Dass wir heute, 100 Jahre nach Ende des Ersten Weltkriegs, das alles nicht mehr tun – keinen Sedantag mehr feiern, keine Straßen mehr nach Siegen über französische Armeen benennen, nicht mehr von „Boche“ und „Franzmännern“ reden –, ist ein großes Geschenk. Und es ist eine große Errungenschaft nach mehreren deutsch-französischen Kriegen, dass die deutsch-französische Freundschaft heute gefestigt ist und sich die europäischen Staaten in der Europäischen Union zum gegenseitigen Vorteil zusammengeschlossen haben. Wir wollen heute, an diesem historischen Gedenktag, den wir heute Vormittag ja schon begangen haben, auch in Erinnerung rufen, dass nach Generationen, die nichts anderes als Krieg zwischen Deutschland und Frankreich gekannt haben, zwei Generationen herangewachsen sind, die nur Frieden zwischen Deutschland und Frankreich und in Europa kennen. Das ist großartig, meine sehr verehrten Damen und Herren.
(Beifall bei der SPD, der CDU/CSU und der FDP sowie bei Abgeordneten des BÜNDNISSES 90/DIE GRÜNEN)

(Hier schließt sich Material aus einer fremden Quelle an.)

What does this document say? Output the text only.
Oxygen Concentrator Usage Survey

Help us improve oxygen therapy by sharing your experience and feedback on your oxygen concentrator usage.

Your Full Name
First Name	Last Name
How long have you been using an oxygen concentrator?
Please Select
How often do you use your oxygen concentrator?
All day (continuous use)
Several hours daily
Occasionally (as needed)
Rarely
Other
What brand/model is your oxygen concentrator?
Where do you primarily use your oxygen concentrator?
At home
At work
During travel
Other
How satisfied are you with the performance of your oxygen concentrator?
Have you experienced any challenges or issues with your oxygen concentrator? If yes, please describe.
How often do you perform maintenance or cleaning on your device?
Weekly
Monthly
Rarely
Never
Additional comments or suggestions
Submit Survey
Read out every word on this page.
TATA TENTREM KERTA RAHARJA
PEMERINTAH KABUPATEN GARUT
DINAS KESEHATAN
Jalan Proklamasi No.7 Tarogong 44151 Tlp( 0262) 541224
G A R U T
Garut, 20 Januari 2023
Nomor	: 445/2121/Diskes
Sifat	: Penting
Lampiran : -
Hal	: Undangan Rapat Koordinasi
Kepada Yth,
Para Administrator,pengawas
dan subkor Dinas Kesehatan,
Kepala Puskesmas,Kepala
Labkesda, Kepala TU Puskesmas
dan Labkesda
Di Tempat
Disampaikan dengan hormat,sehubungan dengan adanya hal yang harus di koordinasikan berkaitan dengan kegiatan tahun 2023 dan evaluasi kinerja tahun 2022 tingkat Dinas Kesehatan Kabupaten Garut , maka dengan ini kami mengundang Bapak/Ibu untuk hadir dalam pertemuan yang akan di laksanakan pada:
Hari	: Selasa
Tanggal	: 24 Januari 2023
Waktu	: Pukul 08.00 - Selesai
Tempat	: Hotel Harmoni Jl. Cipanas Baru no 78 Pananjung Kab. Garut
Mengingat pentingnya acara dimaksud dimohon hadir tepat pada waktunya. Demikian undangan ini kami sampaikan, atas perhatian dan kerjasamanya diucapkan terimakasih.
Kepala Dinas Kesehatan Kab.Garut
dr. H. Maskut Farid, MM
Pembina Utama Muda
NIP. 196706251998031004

Auch wenn die große Versöhnungsarbeit, die große Einigungsarbeit erst nach dem Schrecken und den deutschen Verbrechen des Zweiten Weltkriegs gelungen ist, so wollen wir doch aus Anlass dieses historischen Datums des Waffenstillstands daran erinnern, dass erste Versuche, erste Schritte zur Versöhnung, erste Schritte zur Einigung Europas schon nach den Schrecken des Ersten Weltkriegs unternommen worden sind. Heute reden wir viel von Multilateralismus und regelbasierter Weltordnung. Der erste Versuch war der Völkerbund, der nach dem Ersten Weltkrieg ins Leben gerufen worden ist. Das war der Vorläufer der Vereinten Nationen. Wir sollten – ähnlich wie mit Blick auf die Weimarer Republik – diese Versuche nicht nur als letzten Endes historisch gescheitert abtun, sondern auch daran erinnern, dass schon nach diesem furchtbaren Ersten Weltkrieg Politiker aus allen Ländern versucht haben, Lehren daraus zu ziehen, und dass sie die Ansätze einer regelbasierten multilateralen Weltordnung aufgebaut haben. Wir sollten daran erinnern, dass die ersten Versuche der deutsch-französischen Aussöhnung ebenfalls in diese erste Nachkriegszeit gefallen sind. Briand und Stresemann sind genannt worden. Ich will einmal sagen: Von der rechten Seite des damaligen Reichstags wurde Stresemann als Erfüllungspolitiker verunglimpft. Auch daran muss man erinnern, wenn wir die Mühen und die langen Wege der Versöhnung heute, an diesem Tag, wieder ins Gedächtnis rufen.
(Beifall bei der SPD)
1925 hat die Sozialdemokratische Partei Deutschlands ein Grundsatzprogramm verabschiedet, in dem die Vereinigten Staaten von Europa als Vision auf die Tagesordnung gesetzt worden sind. Das ist auch Teil der Nachkriegsgeschichte nach 1918, und es ist gut, dass heute ein Teil dieser Vision verwirklicht worden ist und dass wir mit der Neuformulierung des Élysée-Vertrags, die gerade verhandelt wird, die deutsch-französische Freundschaft stärken wollen.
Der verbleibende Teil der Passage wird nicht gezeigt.